World Press Freedom Day was duly celebrated at the Broadcasting Board of Governors late last month. Yet, at Voice of America, a major part of the board, the fate of three Chinese journalists remains in limbo, more than a year after they were placed on administrative leave by Voice of America management for not following orders.

Their cases need to be resolved soon, but resolved in a way that does justice to the reporters.

The offense for which the Mandarin Service reporters are being punished—insubordination, in defense of a whistle-blowing program about the Chinese government—is of the kind that most journalists worth their salt would be proud of.

By contrast, the actions of management at Voice of America and the Broadcasting Board of Governors show deference to pressure from the autocratic government in Beijing, which was desperate to get the Voice of America broadcast stopped.

Unfortunately, they succeeded.

The case dates back to April 19, 2017, when Voice of America’s Mandarin Service was planning to air a major scoop. That was a three-hour, live-on-air interview with Chinese real estate magnate and regime critic Guo Wengui.

When the interview was advertised, the Chinese government and its embassy in Washington started agitating to block it, including threatening to revoke visas for two Voice of America reporters working in Beijing.

Though the interview had been approved by Voice of America management, the leadership reversed itself under pressure. As the broadcast went forward, Voice of America Director Amanda Bennett, who was traveling in Africa at the time, contacted the Mandarin Service, ordering it to cease the broadcast.

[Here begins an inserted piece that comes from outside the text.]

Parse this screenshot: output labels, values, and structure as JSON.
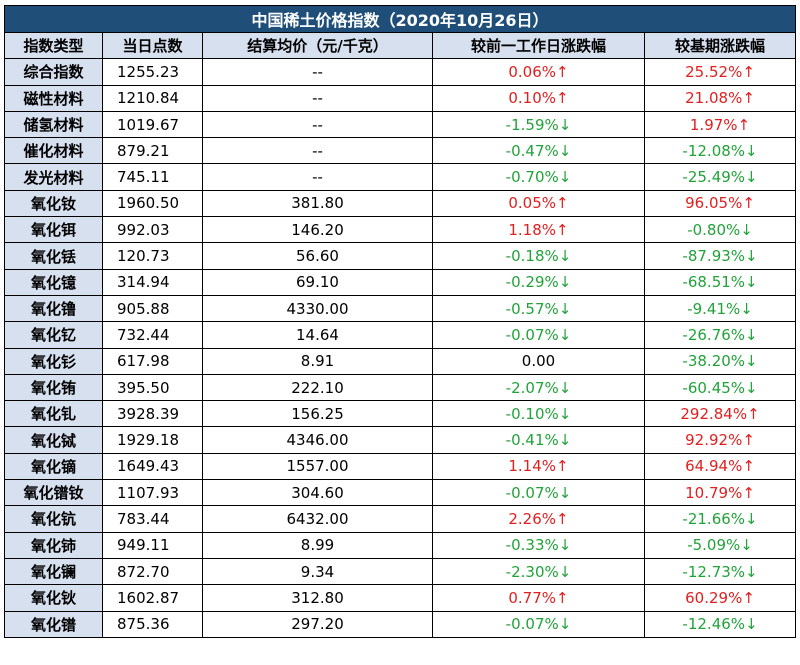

The reporters and producers refused to comply and kept it going as long as they could. Eventually, management pulled the plug—in mid-broadcast.

Bennett and Broadcasting Board of Governors Chief Executive Officer John Lansing have rejected the charge that they bowed to pressure from the Chinese government.

Instead, they chose to punish the producers and reporters severely for their insubordination. Five Mandarin Service reporters were placed on leave. Only one has been reinstated in his former position at this time.

Equally troubling is that the Broadcasting Board of Governors turned the case over to outside investigators to analyze. No fewer than four investigations were undertaken by management to demonstrate insubordination, including one commenced by James McGregor, chairman of APCO China.

APCO is a top Washington lobbying firm with extensive business connections in China. According to senior producer Sasha Gong, writing in The Washington Times, the Broadcasting Board of Governors and Voice of America provided McGregor and his team with personal information on the Mandarin staff, including personal phone numbers, addresses, and email accounts.

Were this information to fall into the hands of Chinese officials, it would almost certainly result in reprisals against their family members still living in China.

In August 2017, a group of senators and congressmen, including Sen. Marco Rubio, R-Fla., wrote to the Broadcasting Board of Governors, demanding an explanation.

Still, these events cry out for hearings and oversight by Congress. They also underscore the urgency of moving forward with reform of the Broadcasting Board of Governors and its leadership, something that should have happened months ago after the inception of the Trump administration.

Fairness is owed to the dedicated Mandarin journalists, and a change of course from Obama-era leadership is way overdue.